Movie Review – The Princess Bride
Category : Movie Review
Director: Rob Reiner
Given that I was just turning four when The Princess Bride was released in 1987, I doubt I watched it immediately, but I’m sure I made up for that unfortunate fact by popping it in my VCR about a hundred times between the ages of seven and seventeen. This was a movie that my sister and I wore out, that we memorized all the lines to, that we acted out on summer days, that we absolutely adored. It was the best fantasy film I had ever seen, and it remains so to this day, a magical and priceless piece of pop culture that I always connected with on a deeper level than pure fun fluff. It meant more to me that simply being something to watch, and I still hold it as my #3 all-time favorite, even all these years later.
When his grandson is sick, a kind-hearted grandfather comes to visit, bringing a very special book to read and share. It’s a story he used to read to the boy’s father, and now he wants to read it to his child. Reluctantly, the boy agrees, and the tale begins. Buttercup was a simple farm girl, a beautiful maiden living in a fair kingdom. On the land with her was a farmboy named Westley, although she never called him that, and in return he never spoke a word but “as you wish”. Their love would blossom, Westley would go to seek his fortune, and pirate’s would attack, leaving Buttercup with no lover and no hope for the future. Five years later, the prince of the kingdom, Humperdinck, chooses Buttercup as his bride, but before they can be married she is stolen away by a trio of dissimilar assailants. So begins a journey that’s more complicated than meets the eyes, as the men race away with Buttecup, Humperdinck gallops to overtake them, and a mysterious man in black appears to joins the merry chase.
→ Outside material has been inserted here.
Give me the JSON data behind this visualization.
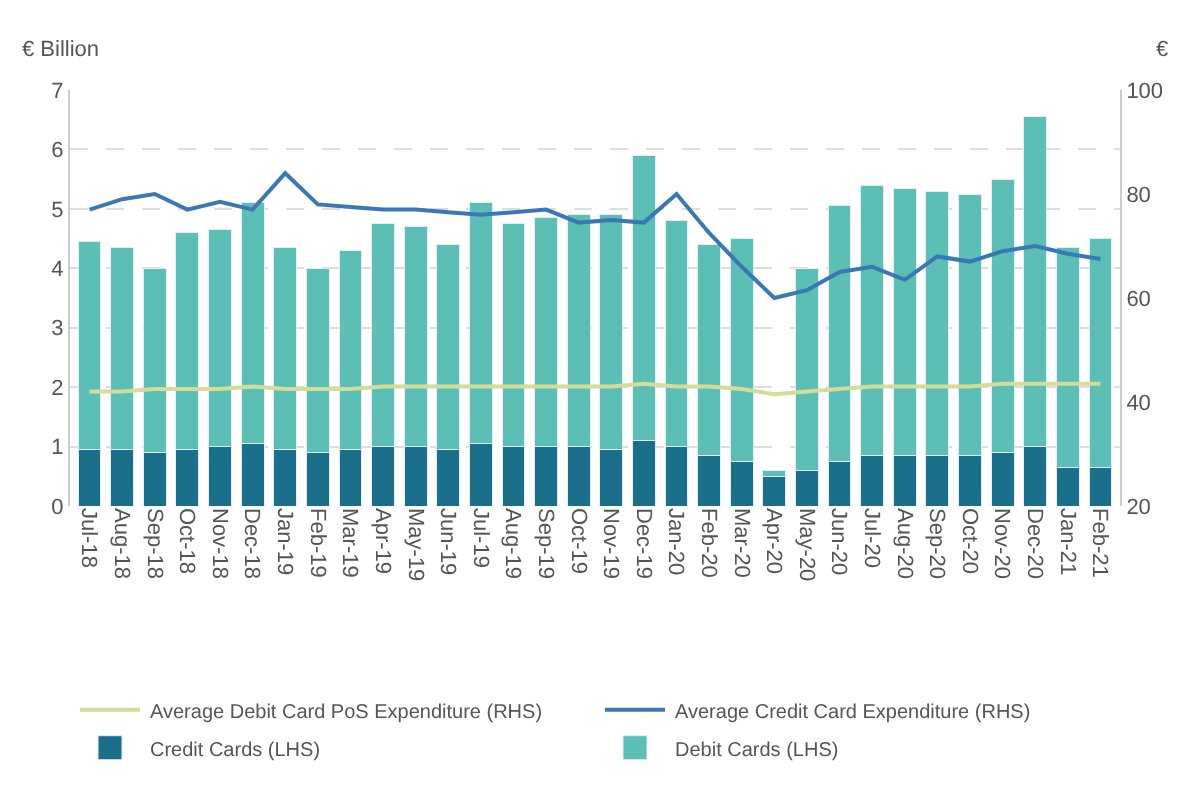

Rob Reiner was something pretty special for a dozen years from 1984 to 1996: Spinal Tap, The Sure Thing, Stand by Me, Princess Pride, When Harry Met Sally, Misery, A Few Good Men, North, The American President, Ghosts of Mississippi. After that there’s nothing much you’d want to talk about, but that’s a pretty impressive period. But then again, literally everything about this film is impressive, so there’s no reason for the director not to be. The story is based on a novel by William Goldman, in which he talks about being sick, how his father read him this incredible book, and how he looked it up later in life, only to find out that it was horrible, that his dad had been jumping around just to touch on the awesome parts. So then we get this film version, with a grandpa reading to a sick grandson, and the rest is history.
I don’t know if Princess Bride can really be called a cult classic, that almost feels too easy. It’s more than that, it’s more like canon, like something as essential to enjoying cinema as knowing how to pop in a DVD. I know I’m biased because I grew up loving this movie, but it really doesn’t get much better in the world of comedy, of entertainment, and of memorable dialogue; this is the pinnacle. The characters, the lines, the humor, the wit; it’s as incredible now as it was thirty years ago. And then there’s the cast, which is epic: Cary Elwes, Robin Wright (before the -Penn), Mandy Patinkin, Chris Sarandon, Christopher Guest, Wallace Shawn, Andre the Giant, Fred Savage, Peter Falk, Billy Crystal, Carol Kane. Wow, just wow, and they were all flawless, which is perhaps the most surprising part of all. The music, the adventure, the fun, the narration; there might not be another movie in existence that works on all levels like Princess Bride does, and that’s why it will always live on in our hearts, which is exactly where stories like this should be.